Batılı ülkelerle sıkı ilişkileri olan Kral İdris yönetimini askeri darbeyle sonlandıran Kaddafi’nin ülke yönetimini devralmasından beri ABD ile ilişkiler hep sorunlu olmuştur. Özellikle de Kaddafi’nin bölgede SSCB ile temasta olması Reagan dönemindeki ABD-Libya ilişkilerini germiş ve ABD buna tepki olarak çeşitli boykotlar başlatmıştır. Bilhassa Kaddafi’nin emperyalizme karşı yürütülen her türlü hareketi ve yapılanmayı desteklemesi başına büyük sorunlar açmıştır. Öyle ki bazı havalimanlarındaki terör eylemlerinin Kaddafi tarafından memnuniyetle karşılanması ve 1986 yılında Berlin’deki bir diskotekte ABD askerlerinin terör saldırısıyla öldürülmesi ABD-Libya ilişkilerinin geriliminde zirve olmuştur. ABD bu terör eylemlerine aynı yıl içinde Trablus ve Bingazi’ye bombalı saldırılar düzenleyerek karşılık vermiştir. Ancak 1988 yılında ABD-Libya ilişkilerinin tamamen kopmasına neden olacak Lockerbie Faciası yaşanmış ve 103 nolu Pan-Am uçağı Lockerbie üzerinden geçerken bombalanmasıyla yolcuların tümü yaşamını yitirmiştir.

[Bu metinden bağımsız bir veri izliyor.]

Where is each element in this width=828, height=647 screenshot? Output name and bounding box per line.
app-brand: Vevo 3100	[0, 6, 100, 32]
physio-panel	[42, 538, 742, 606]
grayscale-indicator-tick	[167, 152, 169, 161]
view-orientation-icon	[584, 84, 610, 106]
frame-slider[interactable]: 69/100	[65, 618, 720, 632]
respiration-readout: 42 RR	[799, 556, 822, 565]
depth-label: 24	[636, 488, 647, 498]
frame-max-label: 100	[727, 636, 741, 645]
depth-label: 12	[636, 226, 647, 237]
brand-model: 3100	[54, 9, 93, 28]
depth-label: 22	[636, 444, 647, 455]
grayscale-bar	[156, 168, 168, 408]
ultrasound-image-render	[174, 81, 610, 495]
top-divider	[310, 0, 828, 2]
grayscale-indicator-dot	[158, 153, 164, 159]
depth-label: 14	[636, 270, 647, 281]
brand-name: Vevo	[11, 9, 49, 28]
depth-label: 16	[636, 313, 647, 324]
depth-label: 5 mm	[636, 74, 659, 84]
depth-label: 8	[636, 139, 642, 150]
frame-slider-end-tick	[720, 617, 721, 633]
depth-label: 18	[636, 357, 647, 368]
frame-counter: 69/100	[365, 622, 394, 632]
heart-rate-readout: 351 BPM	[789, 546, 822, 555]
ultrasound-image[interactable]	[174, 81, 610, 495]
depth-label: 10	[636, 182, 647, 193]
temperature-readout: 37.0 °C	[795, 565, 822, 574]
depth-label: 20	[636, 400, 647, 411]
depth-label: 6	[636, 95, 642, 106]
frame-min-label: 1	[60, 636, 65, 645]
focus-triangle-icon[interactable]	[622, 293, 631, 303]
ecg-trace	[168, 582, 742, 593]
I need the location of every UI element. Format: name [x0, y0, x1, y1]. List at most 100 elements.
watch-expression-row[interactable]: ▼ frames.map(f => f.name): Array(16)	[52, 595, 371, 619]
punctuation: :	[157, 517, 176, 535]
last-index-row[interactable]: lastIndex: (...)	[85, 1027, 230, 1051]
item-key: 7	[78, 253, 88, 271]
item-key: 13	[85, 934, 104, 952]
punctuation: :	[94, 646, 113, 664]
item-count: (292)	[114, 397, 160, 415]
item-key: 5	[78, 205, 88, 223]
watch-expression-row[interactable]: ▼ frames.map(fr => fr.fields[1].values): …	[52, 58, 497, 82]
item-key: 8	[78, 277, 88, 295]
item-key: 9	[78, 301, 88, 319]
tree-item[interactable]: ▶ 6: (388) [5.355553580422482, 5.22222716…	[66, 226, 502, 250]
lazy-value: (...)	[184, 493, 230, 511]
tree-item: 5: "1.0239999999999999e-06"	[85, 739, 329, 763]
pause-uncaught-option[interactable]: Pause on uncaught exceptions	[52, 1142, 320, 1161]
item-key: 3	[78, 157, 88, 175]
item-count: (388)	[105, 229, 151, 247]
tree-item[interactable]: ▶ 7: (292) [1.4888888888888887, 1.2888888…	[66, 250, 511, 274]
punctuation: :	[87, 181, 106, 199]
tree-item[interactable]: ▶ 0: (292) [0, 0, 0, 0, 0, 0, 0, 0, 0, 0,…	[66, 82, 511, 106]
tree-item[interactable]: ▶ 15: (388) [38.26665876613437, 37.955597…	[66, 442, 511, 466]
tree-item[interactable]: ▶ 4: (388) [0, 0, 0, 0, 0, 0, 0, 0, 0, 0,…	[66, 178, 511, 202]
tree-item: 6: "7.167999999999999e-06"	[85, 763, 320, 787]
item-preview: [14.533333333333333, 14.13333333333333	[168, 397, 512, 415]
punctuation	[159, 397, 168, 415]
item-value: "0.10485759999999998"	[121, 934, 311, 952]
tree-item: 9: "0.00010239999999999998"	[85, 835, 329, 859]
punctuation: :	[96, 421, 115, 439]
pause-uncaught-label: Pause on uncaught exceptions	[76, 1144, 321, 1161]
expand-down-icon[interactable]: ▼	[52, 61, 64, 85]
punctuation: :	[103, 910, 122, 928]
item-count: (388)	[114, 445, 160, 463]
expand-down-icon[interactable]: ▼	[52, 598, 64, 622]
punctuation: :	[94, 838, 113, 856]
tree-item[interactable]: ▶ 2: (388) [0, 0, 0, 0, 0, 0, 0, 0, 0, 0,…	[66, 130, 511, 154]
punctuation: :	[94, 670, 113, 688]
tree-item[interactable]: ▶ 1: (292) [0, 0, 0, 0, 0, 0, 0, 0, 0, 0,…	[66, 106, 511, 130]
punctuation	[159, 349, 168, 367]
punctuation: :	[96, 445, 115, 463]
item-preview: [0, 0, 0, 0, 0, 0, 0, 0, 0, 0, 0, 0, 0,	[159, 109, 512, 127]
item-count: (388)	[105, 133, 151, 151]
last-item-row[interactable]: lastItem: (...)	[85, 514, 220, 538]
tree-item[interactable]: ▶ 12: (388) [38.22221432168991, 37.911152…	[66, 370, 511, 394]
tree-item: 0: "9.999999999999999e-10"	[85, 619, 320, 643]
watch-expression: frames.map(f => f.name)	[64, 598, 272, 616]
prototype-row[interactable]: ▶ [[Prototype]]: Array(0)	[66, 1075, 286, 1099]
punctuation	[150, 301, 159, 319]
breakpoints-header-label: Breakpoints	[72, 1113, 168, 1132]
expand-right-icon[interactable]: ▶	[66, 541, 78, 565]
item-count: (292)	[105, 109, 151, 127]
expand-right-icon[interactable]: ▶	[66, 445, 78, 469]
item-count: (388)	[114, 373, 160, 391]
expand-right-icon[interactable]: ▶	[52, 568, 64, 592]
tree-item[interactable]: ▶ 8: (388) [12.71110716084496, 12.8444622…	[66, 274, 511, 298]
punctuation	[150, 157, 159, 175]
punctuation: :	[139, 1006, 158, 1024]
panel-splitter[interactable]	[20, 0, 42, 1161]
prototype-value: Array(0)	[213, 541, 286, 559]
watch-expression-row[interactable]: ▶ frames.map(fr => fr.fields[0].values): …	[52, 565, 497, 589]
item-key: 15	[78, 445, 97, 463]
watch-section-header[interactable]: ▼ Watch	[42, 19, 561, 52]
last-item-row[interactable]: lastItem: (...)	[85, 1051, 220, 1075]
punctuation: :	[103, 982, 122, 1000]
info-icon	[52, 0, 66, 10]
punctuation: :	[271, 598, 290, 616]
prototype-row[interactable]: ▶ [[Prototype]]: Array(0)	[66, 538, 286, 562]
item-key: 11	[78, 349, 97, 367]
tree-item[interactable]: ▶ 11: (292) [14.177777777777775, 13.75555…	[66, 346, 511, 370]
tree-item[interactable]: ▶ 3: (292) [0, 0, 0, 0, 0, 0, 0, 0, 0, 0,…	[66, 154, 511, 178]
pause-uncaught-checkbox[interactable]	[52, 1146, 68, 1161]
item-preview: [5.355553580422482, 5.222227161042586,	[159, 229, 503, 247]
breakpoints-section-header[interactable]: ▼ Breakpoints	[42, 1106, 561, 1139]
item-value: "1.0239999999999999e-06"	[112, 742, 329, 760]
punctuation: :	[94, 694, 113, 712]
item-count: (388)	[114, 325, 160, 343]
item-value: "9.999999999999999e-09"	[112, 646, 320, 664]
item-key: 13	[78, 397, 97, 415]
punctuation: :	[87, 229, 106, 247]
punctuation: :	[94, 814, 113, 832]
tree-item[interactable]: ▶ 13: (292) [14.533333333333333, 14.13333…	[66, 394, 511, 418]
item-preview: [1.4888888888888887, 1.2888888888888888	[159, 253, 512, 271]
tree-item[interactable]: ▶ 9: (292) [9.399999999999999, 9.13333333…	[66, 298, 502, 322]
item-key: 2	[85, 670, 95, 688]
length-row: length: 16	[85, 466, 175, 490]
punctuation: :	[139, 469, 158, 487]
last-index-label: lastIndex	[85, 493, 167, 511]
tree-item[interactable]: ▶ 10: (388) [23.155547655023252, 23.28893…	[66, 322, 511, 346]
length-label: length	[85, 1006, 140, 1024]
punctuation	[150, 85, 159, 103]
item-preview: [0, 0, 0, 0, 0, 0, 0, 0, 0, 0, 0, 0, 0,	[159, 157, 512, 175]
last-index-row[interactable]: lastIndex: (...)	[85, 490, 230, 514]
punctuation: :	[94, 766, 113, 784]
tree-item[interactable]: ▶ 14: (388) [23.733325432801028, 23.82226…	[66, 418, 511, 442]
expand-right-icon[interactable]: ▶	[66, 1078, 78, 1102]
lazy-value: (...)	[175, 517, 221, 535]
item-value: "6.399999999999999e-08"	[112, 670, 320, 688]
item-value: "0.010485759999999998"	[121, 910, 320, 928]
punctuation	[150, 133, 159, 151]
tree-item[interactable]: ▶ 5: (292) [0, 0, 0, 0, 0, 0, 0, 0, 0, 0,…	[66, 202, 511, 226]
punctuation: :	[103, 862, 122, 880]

ABD bu olaylar neticesinde askeri ve ekonomik yaptırımlarda bulunmuş, ancak daha sonra 1999 yılında Kaddafi’nin adımlarıyla ABD-Libya ilişkilerinde bir iyileşme süreci başlamıştır. 2003 yılında Kaddafi Lockerbie eylemlerinin sorumlularının teslim edilmesi, kitle imha silahlarının durdurulması ve denetiminin garantiye alınması konusunda adımlar atarak ABD-Libya ilişkilerini normalleştirmeye başlamıştır (Özşahin, 2016, s. 81-82).

15 Şubat 2011’de Libya’da baş gösteren ayaklanmalar karşısında Obama yönetimi bir süre sessiz kalmış ve ilk etapta Amerikan halkının tahliye süreciyle

68

ilgilenmiştir. Obama insan haklarına yönelik ihlalleri kınasa da Kaddafi’nin görevini bırakmasına yönelik ilk açıklamayı 26 Şubat’ta yapmıştır. Ancak Kaddafi uyarları dikkate almayıp güç kullanmaya devam etmiştir. Obama yönetimi Irak işgali sonucu yaşanan olumsuz imaj nedeniyle herhangi bir İslam ülkesine yönelik askeri hareketi desteklememiştir. Bunun yerine askeri bir müdahale için uluslararası bir destek yaratarak geriden liderlik imajına başvurmuştur (Kurt S. , 2014, s. 188).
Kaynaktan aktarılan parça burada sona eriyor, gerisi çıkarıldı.